Describing Chancellor Mirakle as “the world’s greatest fan of a well-hung sausage”, Minister for alle dicke Leute Werner Havelschwimmer made it clear that “today’s announcement in no way dilutes our unshakeable will to allow immigrants to come to Germany where they will receive a hero’s welcome but no benefits, as such, for at least five years”.
So then, reality permeates the former DDR Judegenführer’s brain at last.
‘Transport for London rolled out a number of special equality traffic lights in Trafalgar Square for Gay Pride back in June. Instead of simply showing a little green man, they light up in symbols signifying two little green men or two little green women – as well as symbols signifying transgender people and same-sex love.’

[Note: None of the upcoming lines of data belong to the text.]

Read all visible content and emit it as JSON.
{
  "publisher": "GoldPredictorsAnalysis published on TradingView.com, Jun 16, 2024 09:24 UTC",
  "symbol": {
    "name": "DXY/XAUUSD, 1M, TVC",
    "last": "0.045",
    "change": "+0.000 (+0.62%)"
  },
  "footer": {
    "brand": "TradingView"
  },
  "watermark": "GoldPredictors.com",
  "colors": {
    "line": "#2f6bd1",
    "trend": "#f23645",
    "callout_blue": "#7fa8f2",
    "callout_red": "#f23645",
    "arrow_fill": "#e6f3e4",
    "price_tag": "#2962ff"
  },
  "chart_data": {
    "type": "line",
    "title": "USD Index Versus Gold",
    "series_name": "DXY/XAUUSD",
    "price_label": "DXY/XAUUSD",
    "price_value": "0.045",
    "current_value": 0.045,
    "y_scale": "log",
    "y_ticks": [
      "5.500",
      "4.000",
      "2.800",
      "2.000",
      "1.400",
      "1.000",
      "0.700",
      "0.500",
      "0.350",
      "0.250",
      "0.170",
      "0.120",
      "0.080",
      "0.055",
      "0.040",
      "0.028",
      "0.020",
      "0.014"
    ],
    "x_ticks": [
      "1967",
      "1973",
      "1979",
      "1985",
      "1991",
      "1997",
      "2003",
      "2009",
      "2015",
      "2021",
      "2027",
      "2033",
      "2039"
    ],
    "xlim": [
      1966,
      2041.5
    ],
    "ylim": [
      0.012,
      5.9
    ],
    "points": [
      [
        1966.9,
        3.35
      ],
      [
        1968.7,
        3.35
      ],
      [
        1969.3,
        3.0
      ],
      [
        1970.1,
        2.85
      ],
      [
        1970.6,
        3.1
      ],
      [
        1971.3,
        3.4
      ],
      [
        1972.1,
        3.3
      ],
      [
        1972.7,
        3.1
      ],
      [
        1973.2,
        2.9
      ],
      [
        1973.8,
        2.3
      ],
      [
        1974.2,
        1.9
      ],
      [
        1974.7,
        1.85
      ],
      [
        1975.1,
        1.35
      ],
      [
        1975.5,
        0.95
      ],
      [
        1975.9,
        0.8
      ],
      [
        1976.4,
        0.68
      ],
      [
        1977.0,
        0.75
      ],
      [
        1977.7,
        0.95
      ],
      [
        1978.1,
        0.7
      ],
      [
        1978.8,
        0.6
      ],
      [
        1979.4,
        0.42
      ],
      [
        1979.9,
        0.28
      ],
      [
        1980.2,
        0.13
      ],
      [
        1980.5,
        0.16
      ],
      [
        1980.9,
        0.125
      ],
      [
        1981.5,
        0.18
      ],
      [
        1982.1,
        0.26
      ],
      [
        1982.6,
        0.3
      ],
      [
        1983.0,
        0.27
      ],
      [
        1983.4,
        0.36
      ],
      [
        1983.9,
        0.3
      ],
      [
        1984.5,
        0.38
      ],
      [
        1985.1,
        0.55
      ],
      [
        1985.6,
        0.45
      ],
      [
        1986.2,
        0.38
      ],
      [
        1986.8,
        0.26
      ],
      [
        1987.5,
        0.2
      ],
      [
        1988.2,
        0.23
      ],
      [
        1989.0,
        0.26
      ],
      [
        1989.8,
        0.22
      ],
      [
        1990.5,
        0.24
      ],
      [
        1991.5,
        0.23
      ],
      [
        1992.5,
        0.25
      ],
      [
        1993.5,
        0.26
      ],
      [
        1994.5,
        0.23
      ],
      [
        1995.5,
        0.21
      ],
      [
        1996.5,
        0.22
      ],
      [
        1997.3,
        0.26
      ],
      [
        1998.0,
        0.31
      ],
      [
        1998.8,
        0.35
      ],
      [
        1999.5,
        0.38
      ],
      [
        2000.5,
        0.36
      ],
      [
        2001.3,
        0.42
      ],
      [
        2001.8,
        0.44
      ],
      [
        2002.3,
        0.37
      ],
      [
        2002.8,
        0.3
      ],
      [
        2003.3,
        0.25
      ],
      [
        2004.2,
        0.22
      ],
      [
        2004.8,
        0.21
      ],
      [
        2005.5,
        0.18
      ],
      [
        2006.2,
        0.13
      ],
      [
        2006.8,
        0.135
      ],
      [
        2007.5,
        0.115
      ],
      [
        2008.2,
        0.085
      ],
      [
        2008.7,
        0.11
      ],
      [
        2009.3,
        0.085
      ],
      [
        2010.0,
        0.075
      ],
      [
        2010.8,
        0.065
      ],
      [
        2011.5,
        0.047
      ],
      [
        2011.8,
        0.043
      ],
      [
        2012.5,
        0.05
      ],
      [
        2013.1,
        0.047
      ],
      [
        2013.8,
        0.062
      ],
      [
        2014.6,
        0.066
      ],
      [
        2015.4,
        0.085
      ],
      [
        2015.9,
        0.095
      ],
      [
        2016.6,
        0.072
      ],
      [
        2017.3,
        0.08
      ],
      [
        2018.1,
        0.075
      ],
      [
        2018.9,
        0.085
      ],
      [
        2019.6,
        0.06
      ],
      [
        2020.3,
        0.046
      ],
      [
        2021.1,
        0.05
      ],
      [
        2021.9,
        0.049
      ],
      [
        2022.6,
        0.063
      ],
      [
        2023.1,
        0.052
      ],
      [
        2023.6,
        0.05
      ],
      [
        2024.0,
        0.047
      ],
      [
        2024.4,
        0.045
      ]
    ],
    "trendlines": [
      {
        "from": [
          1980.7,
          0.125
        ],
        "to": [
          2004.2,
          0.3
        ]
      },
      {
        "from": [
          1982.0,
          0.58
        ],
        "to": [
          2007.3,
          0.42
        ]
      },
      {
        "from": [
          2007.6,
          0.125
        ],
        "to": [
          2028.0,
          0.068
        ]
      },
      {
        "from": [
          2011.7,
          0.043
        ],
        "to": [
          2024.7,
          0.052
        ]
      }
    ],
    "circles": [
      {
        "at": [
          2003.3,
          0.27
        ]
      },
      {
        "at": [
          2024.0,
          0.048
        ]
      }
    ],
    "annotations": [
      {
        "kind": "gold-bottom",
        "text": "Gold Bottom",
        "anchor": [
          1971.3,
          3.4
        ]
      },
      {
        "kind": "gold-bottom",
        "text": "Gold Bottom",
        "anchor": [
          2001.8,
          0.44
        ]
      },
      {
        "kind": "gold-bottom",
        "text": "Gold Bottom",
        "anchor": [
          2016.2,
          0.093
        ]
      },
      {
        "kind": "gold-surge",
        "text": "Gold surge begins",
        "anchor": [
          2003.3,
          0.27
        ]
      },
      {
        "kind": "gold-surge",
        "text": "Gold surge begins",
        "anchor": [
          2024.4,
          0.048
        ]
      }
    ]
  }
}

So wrote Pink News yesterday, giggling behind its painted nails about the fact that the Daily Mail had only just noticed this gigantic step forward for progressive ideas. It is heartwarming to know that – previously unable to reach the pedestrian bit around Nelson’s column – minority sexual orientations can now recognise their symbols and feel completely at ease crossing the road.
The problem I have with this is whether it is safe for LGBTs, boy couples and girl couples all to cross the road in Trafalgar Square at the same time, given that they won’t get the green light anywhere else in London. I have visions of perhaps several thousand happily liberated same-sex lovers, free at last to feed the pigeons all at once, streaming across and throwing bread underarm to the avian inhabitants.
Has anyone, I wonder, alerted air traffic control to the mayhem this might cause in the shape of over-excited (or even terrified) pigeons suddenly ascending en masse into the flight path of Ryanair arrival OL623 on its maiden radar-free flight to Heathrow?
Imagine being the sub handed the task of writing the pithy headline to that one.
In one of his strongest warnings yet that Britain will have to pay a heavy price for leaving the European Union, the most unpopular French President of all time Francois Hollande today announced tough new measures designed to combat future attempts to escape from Stalag Luft Union 29.
As from next Monday, he told France’s National Assembly, every firstborn child of British parents living fulltime in France would be banned for life from attending Festivals du Rire, Vide Greniers, Marchés du Soir, exhibitions of antique French farm equipment and Pétanque championships, or buying mousetraps.
“Zeeeze Breeteesh,” he continued, “merst lerarrn to respect ze profarend preenzeepearls of ze Union, and zat is whah ze sheef negociatteur wheeze dem will bay Guy Verhofstadt”.